1960 darbesi, Demokrat Parti karşıtlarınca İkinci Cumhuriyet'in başlangıcı olarak kabul edilir. Bu görüş esasında milletin iradesini yok sayan Tek parti dönemi anlayışının yeniden tedavüle sokulmasına zemin hazırlayan söylemden başka bir şey değildir. Nitekim 1960 yılından itibaren on yılda bir gerçekleşen askeri darbeler ile siyasi arenaya balans ayarı verilmiştir. Askeri ve bürokratik vesayet milletin iradesinin ve değerlerinin yeniden hayat bulmaması için kurumsallaştırılmıştır. İhdas edilen bir çok kurumun temel hedefi buydu.

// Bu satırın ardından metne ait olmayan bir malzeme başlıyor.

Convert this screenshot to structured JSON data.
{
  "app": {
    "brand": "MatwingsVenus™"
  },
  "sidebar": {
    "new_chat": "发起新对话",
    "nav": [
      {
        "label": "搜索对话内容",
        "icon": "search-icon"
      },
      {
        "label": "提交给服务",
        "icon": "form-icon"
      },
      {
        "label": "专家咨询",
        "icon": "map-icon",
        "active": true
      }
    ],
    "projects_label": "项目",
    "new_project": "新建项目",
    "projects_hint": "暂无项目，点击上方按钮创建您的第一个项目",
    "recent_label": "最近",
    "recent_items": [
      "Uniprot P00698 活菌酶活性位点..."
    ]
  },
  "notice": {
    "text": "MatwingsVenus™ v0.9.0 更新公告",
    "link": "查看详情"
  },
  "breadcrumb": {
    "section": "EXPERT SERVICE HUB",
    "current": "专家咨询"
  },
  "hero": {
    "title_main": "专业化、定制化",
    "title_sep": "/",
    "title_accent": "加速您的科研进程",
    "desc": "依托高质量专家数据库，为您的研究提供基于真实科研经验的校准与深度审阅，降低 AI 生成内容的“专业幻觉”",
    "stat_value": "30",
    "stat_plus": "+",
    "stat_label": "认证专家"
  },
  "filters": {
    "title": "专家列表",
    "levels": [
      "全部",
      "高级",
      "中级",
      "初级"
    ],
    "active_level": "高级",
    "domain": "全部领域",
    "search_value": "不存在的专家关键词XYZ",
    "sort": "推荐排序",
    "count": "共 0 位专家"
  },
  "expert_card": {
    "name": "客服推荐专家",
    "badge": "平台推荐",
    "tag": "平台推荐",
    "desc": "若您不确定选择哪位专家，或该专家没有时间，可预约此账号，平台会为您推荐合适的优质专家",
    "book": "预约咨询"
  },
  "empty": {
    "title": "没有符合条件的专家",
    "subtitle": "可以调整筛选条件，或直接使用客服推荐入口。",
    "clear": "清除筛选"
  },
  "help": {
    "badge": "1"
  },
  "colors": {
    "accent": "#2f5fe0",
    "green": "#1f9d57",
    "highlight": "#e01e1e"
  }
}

Bu yapı ne Türkiye'de sağlıklı işleyebilen bir siyasi sistem ne de kendi kendine yeten bir ekonomik yapı ihdas edebildi. Sistemin kendini devam ettirebilmesi ancak dışa bağımlılıkla mümkün oldu. 1989'da uluslararası siyasetin karakterinde meydana gelen değişime ayak uyduramamasının da sebebi buydu. Nitekim 28 Şubat darbesi hem siyasi hem de ekonomik olarak iflas eden sistemin ömrünü uzatmaya dönük bir hamleydi. "Bin yıl sürecek" sözünün de anlamı kısmen burada gizlidir.
Sistemin iflasının ilk işareti 3 Kasım 2002 seçimleri oldu. 28 Şubat'ta millete dayatılmak istenen ne varsa bu seçimlerde millet tarafından reddedildi. O tarihten beridir bu tavır Cumhurbaşkanı Erdoğan'ın sermayesi oldu. Erdoğan milletle bütünleştikçe kazandı. Kazandıkça miletin iradesini siyasete daha fazla yansıttı. Gezi kalkışmasından bugüne cereyan eden olaylar bu odakların milletin öznesi olduğu yeni kurucu siyasete karşı direnç ve saldırı hamleleri idi. 15 Temmuz kalkışması bu hamlelerin en kritiği ve dönüm noktası idi. Fakat millet yine devreye girerek bir çöküşe engel oldu.
Bugün itibariyle milletin kurucu özne olduğu yeni bir döneme giriyoruz. Önümüzde çok kıymetli beş yıllık bir zaman dilimi var. Kurucusu milletin kendisinin olacağı bir dönem bu. Cumhurbaşkanı Erdoğan'ın bugüne kadar izlediği siyaset, millet iradesinin kurumsallaşacağının en önemli işareti.